After Gooden committed an offensive foul, James penetrated to free new teammate Wally Szczerbiak for a wide-open three-pointer. The Bulls, who dropped to a season-low 13 games below .500, closed on the short end of a 12-3 run.
"People have to step up and take a leadership role and understand that at the end of games, teams will play their best defense," interim coach Jim Boylan said. "You have to be ready to respond."
The Bulls appeared poised to do that when Hughes and Gordon each scored six points as part of an 18-3 run for a 76-68 lead with 9 minutes 56 seconds remaining.
But Smith hurt his former team by scoring all eight of his points in the final 8:08. And the Bulls collapsed in a series of bad turnovers (they had 18), bad shots (Gordon and Luol Deng went 8-for-26) and a heavy dose of James.
"That's what he thrives on," said Hughes, who should know.
Hughes admitted to getting "really juiced up" at the team hotel before the game.
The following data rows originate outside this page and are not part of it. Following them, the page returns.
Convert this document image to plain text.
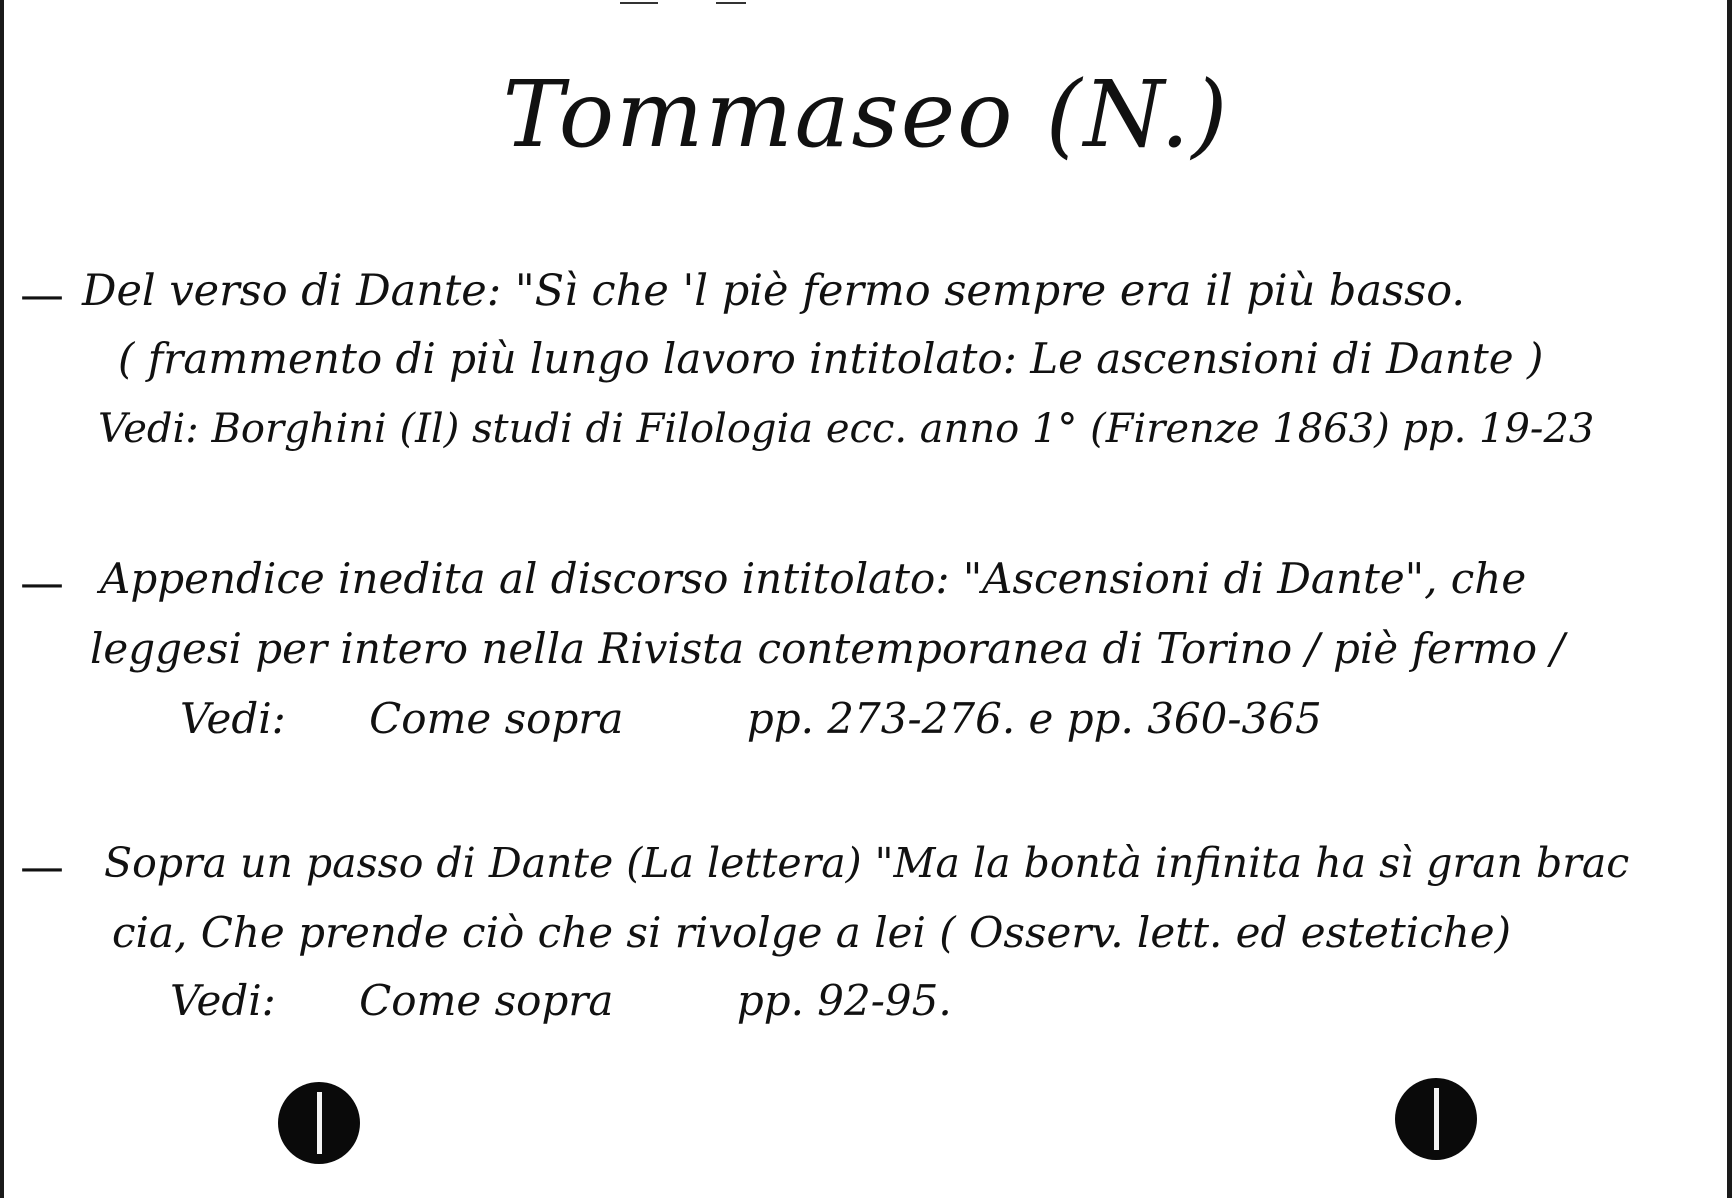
Tommaseo (N.)
— Del verso di Dante: "Sì che 'l piè fermo sempre era il più basso.
( frammento di più lungo lavoro intitolato: Le ascensioni di Dante )
Vedi: Borghini (Il) studi di Filologia ecc. anno 1° (Firenze 1863) pp. 19-23
— Appendice inedita al discorso intitolato: "Ascensioni di Dante", che
leggesi per intero nella Rivista contemporanea di Torino / piè fermo /
Vedi: Come sopra	pp. 273-276. e pp. 360-365
— Sopra un passo di Dante (La lettera) "Ma la bontà infinita ha sì gran brac
cia, Che prende ciò che si rivolge a lei ( Osserv. lett. ed estetiche)
Vedi: Come sopra	pp. 92-95.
Despite being booed by fans who cheered him as a starter in last year's NBA Finals, Hughes settled down for a 23-point, five-rebound, four-assist game.
Gooden, cheered during introductions, added 11 points and 10 rebounds for his second double-double as a Bull.
"Those guys will always be my teammates," Gooden said of the Cavs. "This organization meant a lot to me and my family."
Wallace, who now sports No. 4 in a nod to what he wore during his days at nearby Cuyahoga Community College, uttered similar sentiments about his days in Chicago.
"I got nothing but love and respect for those guys," he said. "They got a lot of young guys who are going to be impact players in this league before long. I encouraged them to keep playing.
"Of course, I wish things had worked out a little bit different. But if I had to leave, this is the situation I would have wanted to come to. I'm excited to have this opportunity."
One such opportunity is catching passes for easy baskets from James, who had six assists. Wallace finished with seven points, eight rebounds and two blocks, including one on a Deng dunk attempt.
"That ain't right," Wallace said with a smile.
Little is about this Bulls season. Hughes hasn't been here long, but this ending has happened before.
"You just have to be better, everybody," he said. "We have to keep competing."